Unidades de Saúde da Ilha distribuem até sexta 26/02 sacos plásticos e luvas para a população realizar a cata do caramujo. O dia da coleta será no sábado, das 7 às 14 horas, nas unidades de saúde da família e na URA.

Ilha Comprida – O Departamento Municipal de Saúde da Ilha Comprida convida a população a participar do Dia C de combate ao caramujo africano, programado para este sábado 27/02, entre as 7 e 14 horas, nas unidades de saúde da família e na Unidade de Referência e Apoio (URA), antiga UBS. A campanha de sensibilização começou na segunda-feira 22/02 e prossegue até a sexta 26/02 em todas as unidades de saúde do município. Nesse período, os profissionais realizam campanhas de orientação sobre os riscos de doenças provocadas pelo caramujo e distribuem sacos plásticos e luvas para a cata do molusco.
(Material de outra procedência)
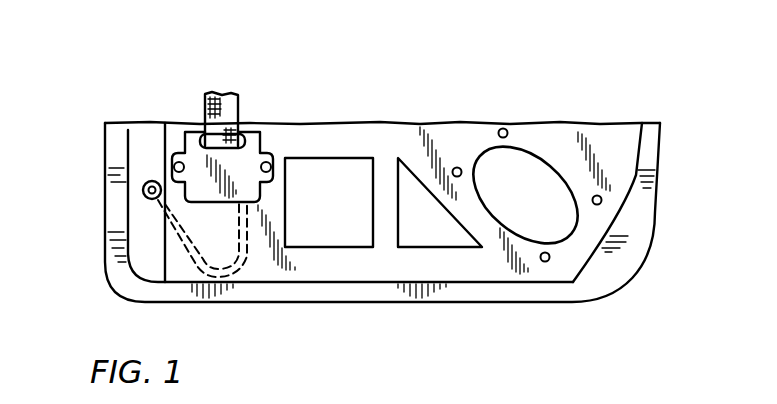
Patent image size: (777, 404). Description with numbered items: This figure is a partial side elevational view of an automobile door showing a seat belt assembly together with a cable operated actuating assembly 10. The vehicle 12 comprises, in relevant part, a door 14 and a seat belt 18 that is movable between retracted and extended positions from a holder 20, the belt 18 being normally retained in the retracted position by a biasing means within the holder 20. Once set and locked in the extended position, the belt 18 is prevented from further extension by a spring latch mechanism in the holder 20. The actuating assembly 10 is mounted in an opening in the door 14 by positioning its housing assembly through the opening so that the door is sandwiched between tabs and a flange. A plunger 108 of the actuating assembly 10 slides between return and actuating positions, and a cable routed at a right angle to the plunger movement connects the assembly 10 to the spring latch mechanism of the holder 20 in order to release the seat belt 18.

The cable operated actuating assembly 10 is at (146, 148).
The vehicle 12 is at (386, 106).
The door 14 is at (567, 131).
The seat belt 18 is at (231, 107).
The holder 20 is at (247, 153).
The plunger 108 is at (143, 191).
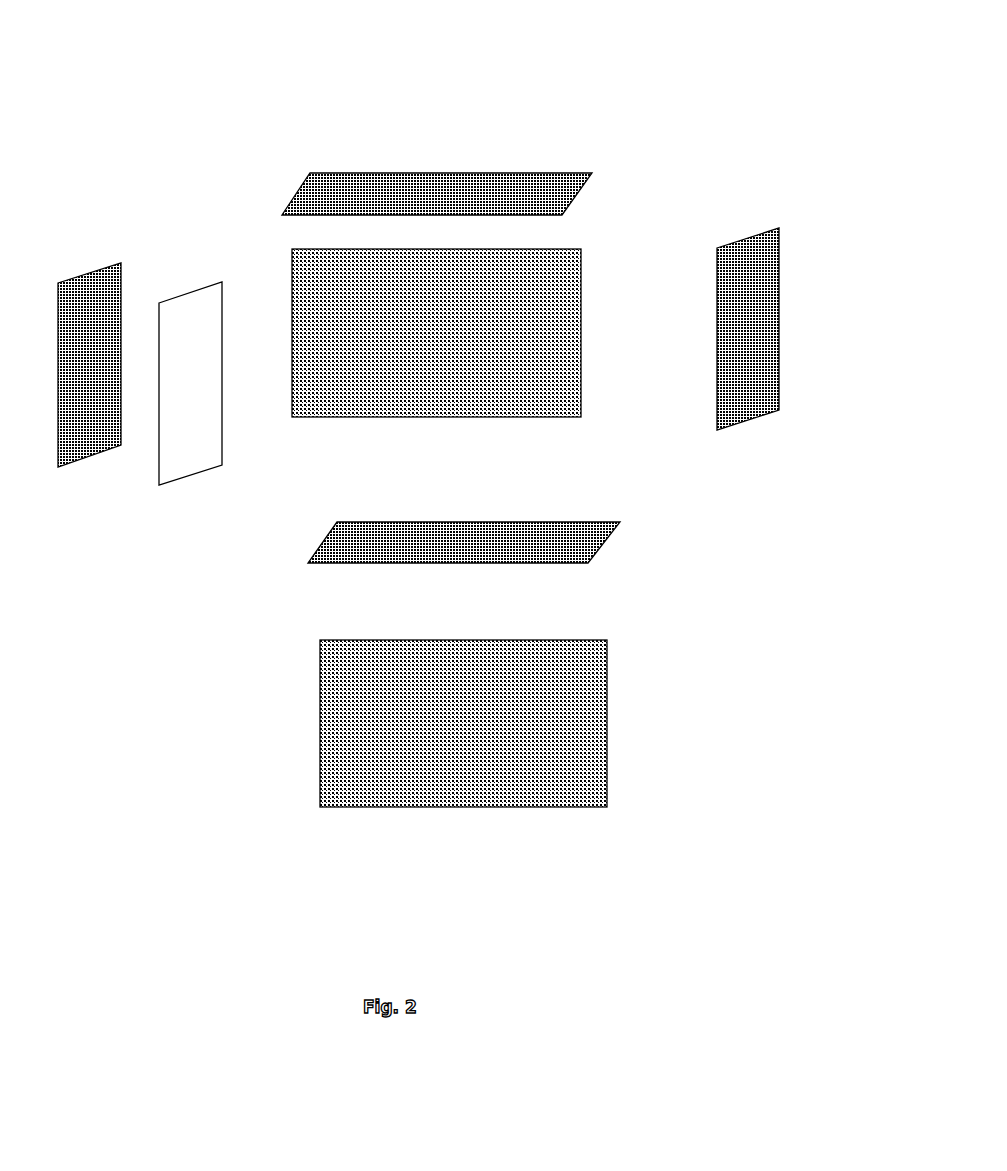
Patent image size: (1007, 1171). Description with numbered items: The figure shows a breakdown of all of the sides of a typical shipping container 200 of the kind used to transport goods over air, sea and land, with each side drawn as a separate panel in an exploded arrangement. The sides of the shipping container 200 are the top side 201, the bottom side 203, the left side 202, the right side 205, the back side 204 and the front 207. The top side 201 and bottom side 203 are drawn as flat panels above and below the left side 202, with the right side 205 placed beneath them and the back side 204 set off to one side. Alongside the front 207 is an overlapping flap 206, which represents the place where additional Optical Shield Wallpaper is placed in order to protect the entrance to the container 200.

The shipping container 200 is at (544, 50).
The top side 201 is at (576, 147).
The left side 202 is at (582, 245).
The bottom side 203 is at (615, 505).
The back side 204 is at (784, 246).
The right side 205 is at (603, 640).
The overlapping flap 206 is at (190, 287).
The front 207 is at (105, 268).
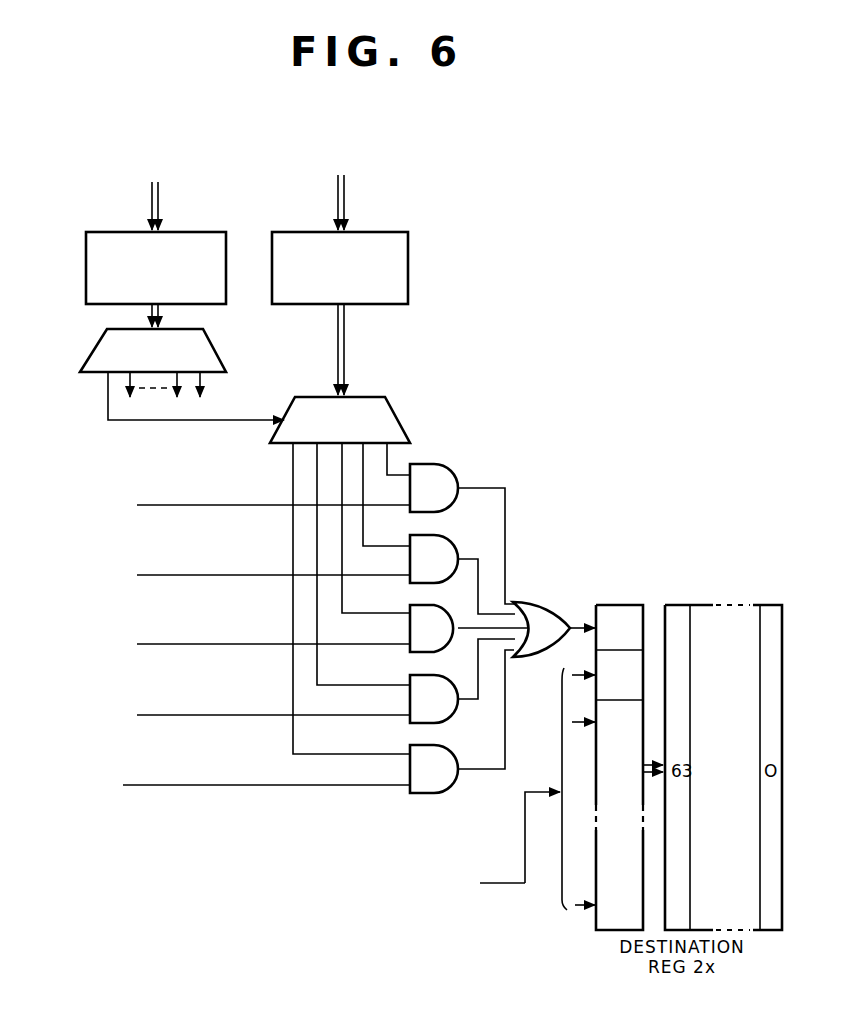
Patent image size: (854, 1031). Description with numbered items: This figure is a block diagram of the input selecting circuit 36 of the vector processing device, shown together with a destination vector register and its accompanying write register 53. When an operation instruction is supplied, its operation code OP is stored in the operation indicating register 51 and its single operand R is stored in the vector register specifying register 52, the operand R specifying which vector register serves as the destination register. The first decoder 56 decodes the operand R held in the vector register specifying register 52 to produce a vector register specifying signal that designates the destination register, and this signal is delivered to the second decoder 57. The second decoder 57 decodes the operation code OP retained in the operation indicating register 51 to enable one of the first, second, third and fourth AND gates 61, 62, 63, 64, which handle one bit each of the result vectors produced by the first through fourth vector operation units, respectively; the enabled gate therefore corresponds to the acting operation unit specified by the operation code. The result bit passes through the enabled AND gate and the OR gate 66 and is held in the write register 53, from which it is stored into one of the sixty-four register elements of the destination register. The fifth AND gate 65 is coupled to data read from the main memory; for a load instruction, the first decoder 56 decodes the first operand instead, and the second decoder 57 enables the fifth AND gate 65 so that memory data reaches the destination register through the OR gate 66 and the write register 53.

O caramujo africano tanto pode ser uma praga agrícola porque devora plantações, pomares e grãos armazenados, como pode se tornar um sério problema para a saúde pública. A espécie é capaz de transmitir um verme nematóide ao homem, o angiostrongylus, causador da
angiostrongiliase meningoencefálica, que afeta o sistema nervoso central com extrema gravidade. Os sintomas da doença são: cefaléia severa, rigidez de nuca, formigamentos diversos, paralisias temporárias e febre baixa. O verme também pode alojar-se no olho e causar desde distúrbios visuais permanentes até a cegueira. A transmissão da doença ocorre por intermédio do consumo de alimentos contaminados pelo muco do caramujo ou pela ingestão direta do molusco.

Não existe “veneno” para essa espécie. Para exterminá-lo, é preciso fazer a catação manual dos caramujos. Mas atenção: não toque os caramujos com as mãos. Use luvas ou sacolas plásticas. Coloque-os dentro de um recipiente com cal virgem e, após duas ou três horas – deposite-os em sacos de lixo para serem levados pela limpeza pública (nunca deposite-os vivos no lixo doméstico pois se proliferam em lixões e aterros sanitários). Também é preciso evitar que as cascas ocas se tornem criadouros para larvas do mosquito da dengue.